Thirteen ways of arranging long and short syllables in a cadence of length six. Five end with a long syllable and eight end with a short syllable.
The Fibonacci sequence appears in Indian mathematics in connection with Sanskrit prosody, as pointed out by Parmanand Singh in 1985. In the Sanskrit poetic tradition, there was interest in enumerating all patterns of long (L) syllables of 2 units duration, juxtaposed with short (S) syllables of 1 unit duration. Counting the different patterns of successive L and S with a given total duration results in the Fibonacci numbers: the number of patterns of duration m units is Fm + 1.
Knowledge of the Fibonacci sequence was expressed as early as Pingala (c. 450 BC–200 BC). Singh cites Pingala's cryptic formula misrau cha ("the two are mixed") and scholars who interpret it in context as saying that the number of patterns for m beats (Fm+1) is obtained by adding one [S] to the Fm cases and one [L] to the Fm−1 cases. 
Bharata Muni also expresses knowledge of the sequence in the Natya Shastra (c. 100 BC–c. 350 AD).
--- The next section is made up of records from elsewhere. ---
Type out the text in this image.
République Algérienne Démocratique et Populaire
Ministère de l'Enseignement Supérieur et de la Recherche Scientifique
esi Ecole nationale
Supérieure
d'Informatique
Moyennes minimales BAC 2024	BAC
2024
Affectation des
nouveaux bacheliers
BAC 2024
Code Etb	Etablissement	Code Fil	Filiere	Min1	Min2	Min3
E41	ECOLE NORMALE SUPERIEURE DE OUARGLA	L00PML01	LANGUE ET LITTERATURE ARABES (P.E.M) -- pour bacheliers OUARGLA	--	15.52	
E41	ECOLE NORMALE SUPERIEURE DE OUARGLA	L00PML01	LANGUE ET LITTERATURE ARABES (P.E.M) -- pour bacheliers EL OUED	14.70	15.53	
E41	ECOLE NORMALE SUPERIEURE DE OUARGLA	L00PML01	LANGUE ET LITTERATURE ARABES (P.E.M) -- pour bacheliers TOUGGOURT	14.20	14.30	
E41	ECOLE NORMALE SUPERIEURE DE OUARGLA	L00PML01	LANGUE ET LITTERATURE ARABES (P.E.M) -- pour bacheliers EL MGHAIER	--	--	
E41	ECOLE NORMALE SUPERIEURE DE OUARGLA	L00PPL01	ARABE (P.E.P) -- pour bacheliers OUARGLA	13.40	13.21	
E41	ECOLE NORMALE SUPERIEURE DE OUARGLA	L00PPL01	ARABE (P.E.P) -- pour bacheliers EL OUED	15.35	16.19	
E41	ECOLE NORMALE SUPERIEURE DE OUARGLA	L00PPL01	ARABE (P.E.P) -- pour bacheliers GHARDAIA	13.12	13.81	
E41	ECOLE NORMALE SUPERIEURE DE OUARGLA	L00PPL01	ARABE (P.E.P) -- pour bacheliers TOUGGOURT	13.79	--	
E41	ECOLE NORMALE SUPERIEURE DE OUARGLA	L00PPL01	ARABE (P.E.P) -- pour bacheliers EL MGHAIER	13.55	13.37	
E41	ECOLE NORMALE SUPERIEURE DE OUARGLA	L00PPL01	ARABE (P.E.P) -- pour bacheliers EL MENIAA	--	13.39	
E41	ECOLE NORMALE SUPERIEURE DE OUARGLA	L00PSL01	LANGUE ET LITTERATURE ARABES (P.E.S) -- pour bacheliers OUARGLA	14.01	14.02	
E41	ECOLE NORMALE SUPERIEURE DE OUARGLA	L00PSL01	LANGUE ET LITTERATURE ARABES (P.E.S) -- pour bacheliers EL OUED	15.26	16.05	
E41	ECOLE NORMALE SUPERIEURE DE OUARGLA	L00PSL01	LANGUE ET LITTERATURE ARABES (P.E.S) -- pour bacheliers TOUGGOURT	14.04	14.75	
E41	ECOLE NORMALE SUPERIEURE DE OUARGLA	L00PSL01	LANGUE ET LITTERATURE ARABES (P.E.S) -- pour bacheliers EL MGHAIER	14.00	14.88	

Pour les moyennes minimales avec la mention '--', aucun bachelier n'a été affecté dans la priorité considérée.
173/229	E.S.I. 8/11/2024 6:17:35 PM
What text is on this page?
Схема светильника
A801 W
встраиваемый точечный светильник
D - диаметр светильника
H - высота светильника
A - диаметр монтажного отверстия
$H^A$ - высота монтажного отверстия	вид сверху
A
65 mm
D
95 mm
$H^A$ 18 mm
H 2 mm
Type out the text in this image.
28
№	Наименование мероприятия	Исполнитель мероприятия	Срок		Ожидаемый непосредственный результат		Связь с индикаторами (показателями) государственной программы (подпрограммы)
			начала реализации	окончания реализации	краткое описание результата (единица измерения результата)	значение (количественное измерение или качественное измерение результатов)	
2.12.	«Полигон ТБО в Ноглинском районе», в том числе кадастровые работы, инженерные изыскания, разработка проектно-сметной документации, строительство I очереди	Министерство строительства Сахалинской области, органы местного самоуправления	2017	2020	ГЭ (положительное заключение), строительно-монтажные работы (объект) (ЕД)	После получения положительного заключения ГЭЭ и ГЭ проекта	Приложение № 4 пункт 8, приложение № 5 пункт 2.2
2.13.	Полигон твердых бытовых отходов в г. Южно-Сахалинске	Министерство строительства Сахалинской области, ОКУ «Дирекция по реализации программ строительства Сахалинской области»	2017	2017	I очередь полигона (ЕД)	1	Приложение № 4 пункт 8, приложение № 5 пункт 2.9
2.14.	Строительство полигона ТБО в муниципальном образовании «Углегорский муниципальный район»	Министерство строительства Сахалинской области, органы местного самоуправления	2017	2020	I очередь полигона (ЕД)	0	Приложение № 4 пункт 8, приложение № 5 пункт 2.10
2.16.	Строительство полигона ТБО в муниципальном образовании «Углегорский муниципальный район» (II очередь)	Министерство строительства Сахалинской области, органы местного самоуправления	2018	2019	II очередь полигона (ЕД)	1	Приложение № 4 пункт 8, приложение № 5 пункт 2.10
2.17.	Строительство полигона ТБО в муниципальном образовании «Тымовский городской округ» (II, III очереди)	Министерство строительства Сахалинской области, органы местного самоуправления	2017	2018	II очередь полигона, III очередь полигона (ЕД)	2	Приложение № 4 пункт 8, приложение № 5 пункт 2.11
However, the clearest exposition of the sequence arises in the work of Virahanka (c. 700 AD), whose own work is lost, but is available in a quotation by Gopala (c. 1135):
Variations of two earlier meters [is the variation]... For example, for [a meter of length] four, variations of meters of two [and] three being mixed, five happens. [works out examples 8, 13, 21]... In this way, the process should be followed in all mātrā-vṛttas [prosodic combinations].[a]
Hemachandra (c. 1150) is credited with knowledge of the sequence as well, writing that "the sum of the last and the one before the last is the number ... of the next mātrā-vṛtta."
The number of rabbit pairs form the Fibonacci sequence
Outside India, the Fibonacci sequence first appears in the book Liber Abaci (1202) by Fibonacci. using it to calculate the growth of rabbit populations. Fibonacci considers the growth of a hypothetical, idealized (biologically unrealistic) rabbit population, assuming that: a newly born pair of rabbits, one male, one female, are put in a field; rabbits are able to mate at the age of one month so that at the end of its second month a female can produce another pair of rabbits; rabbits never die and a mating pair always produces one new pair (one male, one female) every month from the second month on. Fibonacci posed the puzzle: how many pairs will there be in one year?
- At the end of the first month, they mate, but there is still only 1 pair.
- At the end of the second month the female produces a new pair, so now there are 2 pairs of rabbits in the field.
- At the end of the third month, the original female produces a second pair, making 3 pairs in all in the field.
- At the end of the fourth month, the original female has produced yet another new pair, and the female born two months ago also produces her first pair, making 5 pairs.
At the end of the nth month, the number of pairs of rabbits is equal to the number of new pairs (that is, the number of pairs in month n − 2) plus the number of pairs alive last month (that is, n − 1). This is the nth Fibonacci number.
The name "Fibonacci sequence" was first used by the 19th-century number theorist Édouard Lucas.